Pottendorf

Erstellt am 14. Juli 2016, 05:14

von Thomas Lenger

Lob für Vorzeigeprojekt. Das „Haus am Schlosspark“ ist eine Erfolgsgeschichte. Nun öffnete man die Pforten für zahlreiche interessierte Besucher.

Sarhad, Morteza, Kurt Oberleuthner, Ralph Ebhart, Margit Sabary, Claudia Frank, Thomas Sabbata-Valteiner und Mahdi.  |  NOEN, Vorne sitzend: Ali und Karin Bindu.

Seit dem November des Vorjahres sind 36 Jugendliche aus Afghanistan, Syrien und dem Irak im „Haus am Schlosspark“ zu Hause.
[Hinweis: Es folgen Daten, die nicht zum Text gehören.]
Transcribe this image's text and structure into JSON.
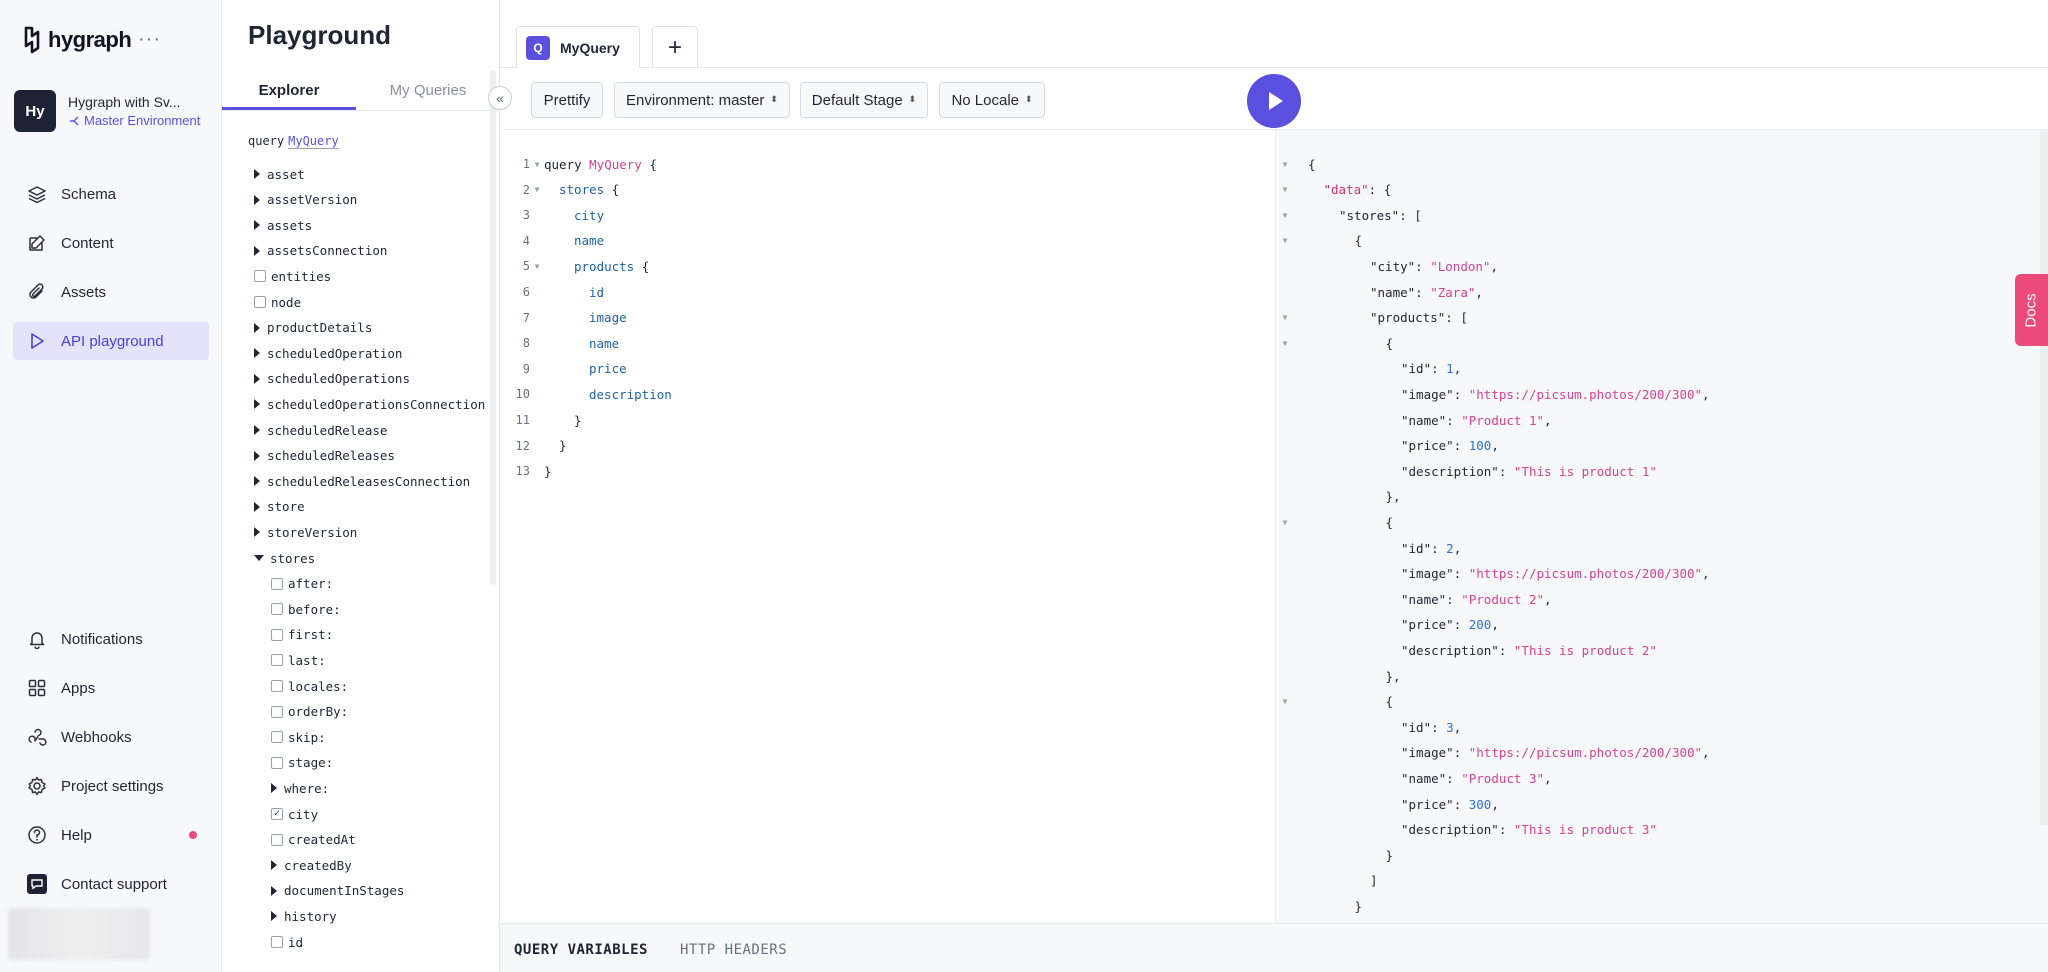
{
  "app": {
    "logo_text": "hygraph",
    "more_label": "···"
  },
  "project": {
    "initials": "Hy",
    "name": "Hygraph with Sv...",
    "environment": "Master Environment"
  },
  "nav": {
    "primary": [
      {
        "label": "Schema",
        "icon": "layers-icon"
      },
      {
        "label": "Content",
        "icon": "edit-icon"
      },
      {
        "label": "Assets",
        "icon": "paperclip-icon"
      },
      {
        "label": "API playground",
        "icon": "play-outline-icon",
        "active": true
      }
    ],
    "secondary": [
      {
        "label": "Notifications",
        "icon": "bell-icon"
      },
      {
        "label": "Apps",
        "icon": "apps-grid-icon"
      },
      {
        "label": "Webhooks",
        "icon": "webhook-icon"
      },
      {
        "label": "Project settings",
        "icon": "gear-icon"
      },
      {
        "label": "Help",
        "icon": "help-circle-icon"
      },
      {
        "label": "Contact support",
        "icon": "chat-icon"
      }
    ]
  },
  "explorer": {
    "title": "Playground",
    "tab_explorer": "Explorer",
    "tab_my_queries": "My Queries",
    "collapse_label": "«",
    "query_keyword": "query",
    "query_name": "MyQuery",
    "tree": [
      {
        "label": "asset",
        "kind": "expand",
        "indent": 0
      },
      {
        "label": "assetVersion",
        "kind": "expand",
        "indent": 0
      },
      {
        "label": "assets",
        "kind": "expand",
        "indent": 0
      },
      {
        "label": "assetsConnection",
        "kind": "expand",
        "indent": 0
      },
      {
        "label": "entities",
        "kind": "check",
        "indent": 0
      },
      {
        "label": "node",
        "kind": "check",
        "indent": 0
      },
      {
        "label": "productDetails",
        "kind": "expand",
        "indent": 0
      },
      {
        "label": "scheduledOperation",
        "kind": "expand",
        "indent": 0
      },
      {
        "label": "scheduledOperations",
        "kind": "expand",
        "indent": 0
      },
      {
        "label": "scheduledOperationsConnection",
        "kind": "expand",
        "indent": 0
      },
      {
        "label": "scheduledRelease",
        "kind": "expand",
        "indent": 0
      },
      {
        "label": "scheduledReleases",
        "kind": "expand",
        "indent": 0
      },
      {
        "label": "scheduledReleasesConnection",
        "kind": "expand",
        "indent": 0
      },
      {
        "label": "store",
        "kind": "expand",
        "indent": 0
      },
      {
        "label": "storeVersion",
        "kind": "expand",
        "indent": 0
      },
      {
        "label": "stores",
        "kind": "expanded",
        "indent": 0
      },
      {
        "label": "after:",
        "kind": "check",
        "indent": 1
      },
      {
        "label": "before:",
        "kind": "check",
        "indent": 1
      },
      {
        "label": "first:",
        "kind": "check",
        "indent": 1
      },
      {
        "label": "last:",
        "kind": "check",
        "indent": 1
      },
      {
        "label": "locales:",
        "kind": "check",
        "indent": 1
      },
      {
        "label": "orderBy:",
        "kind": "check",
        "indent": 1
      },
      {
        "label": "skip:",
        "kind": "check",
        "indent": 1
      },
      {
        "label": "stage:",
        "kind": "check",
        "indent": 1
      },
      {
        "label": "where:",
        "kind": "expand",
        "indent": 1
      },
      {
        "label": "city",
        "kind": "checked",
        "indent": 1
      },
      {
        "label": "createdAt",
        "kind": "check",
        "indent": 1
      },
      {
        "label": "createdBy",
        "kind": "expand",
        "indent": 1
      },
      {
        "label": "documentInStages",
        "kind": "expand",
        "indent": 1
      },
      {
        "label": "history",
        "kind": "expand",
        "indent": 1
      },
      {
        "label": "id",
        "kind": "check",
        "indent": 1
      }
    ]
  },
  "tabs": {
    "query_badge": "Q",
    "query_tab": "MyQuery",
    "add_tab": "+"
  },
  "toolbar": {
    "prettify": "Prettify",
    "environment": "Environment: master",
    "stage": "Default Stage",
    "locale": "No Locale",
    "sort_glyph": "⬍"
  },
  "editor": {
    "lines": [
      {
        "n": "1",
        "fold": true,
        "indent": 0,
        "parts": [
          [
            "kw",
            "query "
          ],
          [
            "qname",
            "MyQuery"
          ],
          [
            "kw",
            " {"
          ]
        ]
      },
      {
        "n": "2",
        "fold": true,
        "indent": 1,
        "parts": [
          [
            "fld",
            "stores"
          ],
          [
            "kw",
            " {"
          ]
        ]
      },
      {
        "n": "3",
        "fold": false,
        "indent": 2,
        "parts": [
          [
            "fld",
            "city"
          ]
        ]
      },
      {
        "n": "4",
        "fold": false,
        "indent": 2,
        "parts": [
          [
            "fld",
            "name"
          ]
        ]
      },
      {
        "n": "5",
        "fold": true,
        "indent": 2,
        "parts": [
          [
            "fld",
            "products"
          ],
          [
            "kw",
            " {"
          ]
        ]
      },
      {
        "n": "6",
        "fold": false,
        "indent": 3,
        "parts": [
          [
            "fld",
            "id"
          ]
        ]
      },
      {
        "n": "7",
        "fold": false,
        "indent": 3,
        "parts": [
          [
            "fld",
            "image"
          ]
        ]
      },
      {
        "n": "8",
        "fold": false,
        "indent": 3,
        "parts": [
          [
            "fld",
            "name"
          ]
        ]
      },
      {
        "n": "9",
        "fold": false,
        "indent": 3,
        "parts": [
          [
            "fld",
            "price"
          ]
        ]
      },
      {
        "n": "10",
        "fold": false,
        "indent": 3,
        "parts": [
          [
            "fld",
            "description"
          ]
        ]
      },
      {
        "n": "11",
        "fold": false,
        "indent": 2,
        "parts": [
          [
            "kw",
            "}"
          ]
        ]
      },
      {
        "n": "12",
        "fold": false,
        "indent": 1,
        "parts": [
          [
            "kw",
            "}"
          ]
        ]
      },
      {
        "n": "13",
        "fold": false,
        "indent": 0,
        "parts": [
          [
            "kw",
            "}"
          ]
        ]
      }
    ]
  },
  "result": {
    "lines": [
      {
        "fold": true,
        "indent": 0,
        "parts": [
          [
            "p",
            "{"
          ]
        ]
      },
      {
        "fold": true,
        "indent": 1,
        "parts": [
          [
            "kt",
            "\"data\""
          ],
          [
            "p",
            ": {"
          ]
        ]
      },
      {
        "fold": true,
        "indent": 2,
        "parts": [
          [
            "k",
            "\"stores\""
          ],
          [
            "p",
            ": ["
          ]
        ]
      },
      {
        "fold": true,
        "indent": 3,
        "parts": [
          [
            "p",
            "{"
          ]
        ]
      },
      {
        "fold": false,
        "indent": 4,
        "parts": [
          [
            "k",
            "\"city\""
          ],
          [
            "p",
            ": "
          ],
          [
            "s",
            "\"London\""
          ],
          [
            "p",
            ","
          ]
        ]
      },
      {
        "fold": false,
        "indent": 4,
        "parts": [
          [
            "k",
            "\"name\""
          ],
          [
            "p",
            ": "
          ],
          [
            "s",
            "\"Zara\""
          ],
          [
            "p",
            ","
          ]
        ]
      },
      {
        "fold": true,
        "indent": 4,
        "parts": [
          [
            "k",
            "\"products\""
          ],
          [
            "p",
            ": ["
          ]
        ]
      },
      {
        "fold": true,
        "indent": 5,
        "parts": [
          [
            "p",
            "{"
          ]
        ]
      },
      {
        "fold": false,
        "indent": 6,
        "parts": [
          [
            "k",
            "\"id\""
          ],
          [
            "p",
            ": "
          ],
          [
            "n",
            "1"
          ],
          [
            "p",
            ","
          ]
        ]
      },
      {
        "fold": false,
        "indent": 6,
        "parts": [
          [
            "k",
            "\"image\""
          ],
          [
            "p",
            ": "
          ],
          [
            "s",
            "\"https://picsum.photos/200/300\""
          ],
          [
            "p",
            ","
          ]
        ]
      },
      {
        "fold": false,
        "indent": 6,
        "parts": [
          [
            "k",
            "\"name\""
          ],
          [
            "p",
            ": "
          ],
          [
            "s",
            "\"Product 1\""
          ],
          [
            "p",
            ","
          ]
        ]
      },
      {
        "fold": false,
        "indent": 6,
        "parts": [
          [
            "k",
            "\"price\""
          ],
          [
            "p",
            ": "
          ],
          [
            "n",
            "100"
          ],
          [
            "p",
            ","
          ]
        ]
      },
      {
        "fold": false,
        "indent": 6,
        "parts": [
          [
            "k",
            "\"description\""
          ],
          [
            "p",
            ": "
          ],
          [
            "s",
            "\"This is product 1\""
          ]
        ]
      },
      {
        "fold": false,
        "indent": 5,
        "parts": [
          [
            "p",
            "},"
          ]
        ]
      },
      {
        "fold": true,
        "indent": 5,
        "parts": [
          [
            "p",
            "{"
          ]
        ]
      },
      {
        "fold": false,
        "indent": 6,
        "parts": [
          [
            "k",
            "\"id\""
          ],
          [
            "p",
            ": "
          ],
          [
            "n",
            "2"
          ],
          [
            "p",
            ","
          ]
        ]
      },
      {
        "fold": false,
        "indent": 6,
        "parts": [
          [
            "k",
            "\"image\""
          ],
          [
            "p",
            ": "
          ],
          [
            "s",
            "\"https://picsum.photos/200/300\""
          ],
          [
            "p",
            ","
          ]
        ]
      },
      {
        "fold": false,
        "indent": 6,
        "parts": [
          [
            "k",
            "\"name\""
          ],
          [
            "p",
            ": "
          ],
          [
            "s",
            "\"Product 2\""
          ],
          [
            "p",
            ","
          ]
        ]
      },
      {
        "fold": false,
        "indent": 6,
        "parts": [
          [
            "k",
            "\"price\""
          ],
          [
            "p",
            ": "
          ],
          [
            "n",
            "200"
          ],
          [
            "p",
            ","
          ]
        ]
      },
      {
        "fold": false,
        "indent": 6,
        "parts": [
          [
            "k",
            "\"description\""
          ],
          [
            "p",
            ": "
          ],
          [
            "s",
            "\"This is product 2\""
          ]
        ]
      },
      {
        "fold": false,
        "indent": 5,
        "parts": [
          [
            "p",
            "},"
          ]
        ]
      },
      {
        "fold": true,
        "indent": 5,
        "parts": [
          [
            "p",
            "{"
          ]
        ]
      },
      {
        "fold": false,
        "indent": 6,
        "parts": [
          [
            "k",
            "\"id\""
          ],
          [
            "p",
            ": "
          ],
          [
            "n",
            "3"
          ],
          [
            "p",
            ","
          ]
        ]
      },
      {
        "fold": false,
        "indent": 6,
        "parts": [
          [
            "k",
            "\"image\""
          ],
          [
            "p",
            ": "
          ],
          [
            "s",
            "\"https://picsum.photos/200/300\""
          ],
          [
            "p",
            ","
          ]
        ]
      },
      {
        "fold": false,
        "indent": 6,
        "parts": [
          [
            "k",
            "\"name\""
          ],
          [
            "p",
            ": "
          ],
          [
            "s",
            "\"Product 3\""
          ],
          [
            "p",
            ","
          ]
        ]
      },
      {
        "fold": false,
        "indent": 6,
        "parts": [
          [
            "k",
            "\"price\""
          ],
          [
            "p",
            ": "
          ],
          [
            "n",
            "300"
          ],
          [
            "p",
            ","
          ]
        ]
      },
      {
        "fold": false,
        "indent": 6,
        "parts": [
          [
            "k",
            "\"description\""
          ],
          [
            "p",
            ": "
          ],
          [
            "s",
            "\"This is product 3\""
          ]
        ]
      },
      {
        "fold": false,
        "indent": 5,
        "parts": [
          [
            "p",
            "}"
          ]
        ]
      },
      {
        "fold": false,
        "indent": 4,
        "parts": [
          [
            "p",
            "]"
          ]
        ]
      },
      {
        "fold": false,
        "indent": 3,
        "parts": [
          [
            "p",
            "}"
          ]
        ]
      }
    ]
  },
  "docs_label": "Docs",
  "bottom": {
    "query_variables": "QUERY VARIABLES",
    "http_headers": "HTTP HEADERS"
  },
  "colors": {
    "accent": "#5b4fe0",
    "docs": "#ec4a7a",
    "string": "#d64292",
    "number": "#2e6fd6"
  }
}
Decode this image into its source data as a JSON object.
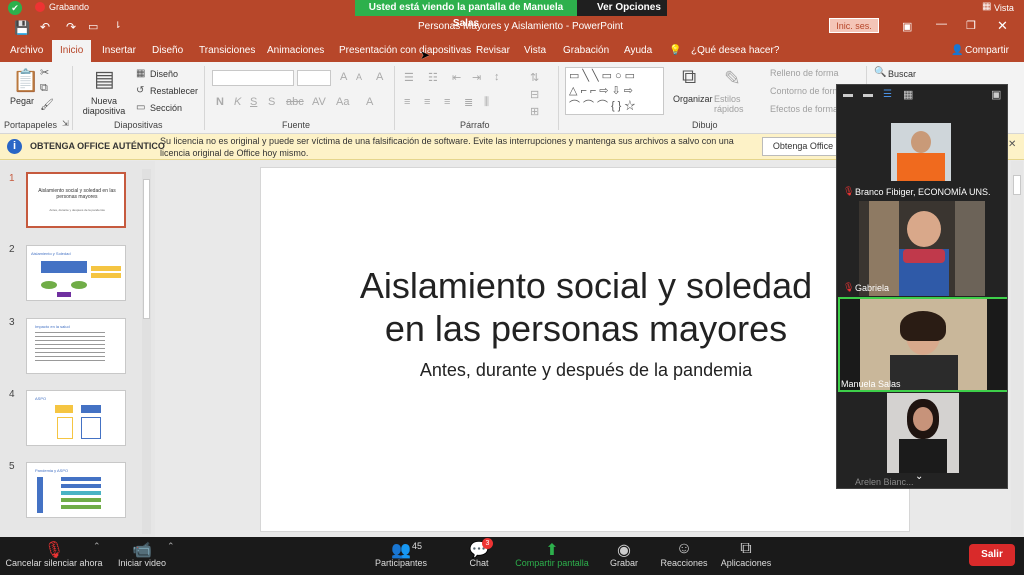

Die Burschen leben in Zwei- oder Mehrbettzimmern und werden von einem Team des Samariterbundes rund um die Uhr betreut. Vormittags besuchen die Jugendlichen, die zwischen 14 und 18 Jahre alt sind, entweder regulär die Schule oder einen Deutschkurs. Zu Mittag wird gemeinsam gegessen und nachmittags werden Freizeitprogramme angeboten. Auch Aufgaben, bei denen die Jugendlichen Verantwortung übernehmen können, sind wichtig.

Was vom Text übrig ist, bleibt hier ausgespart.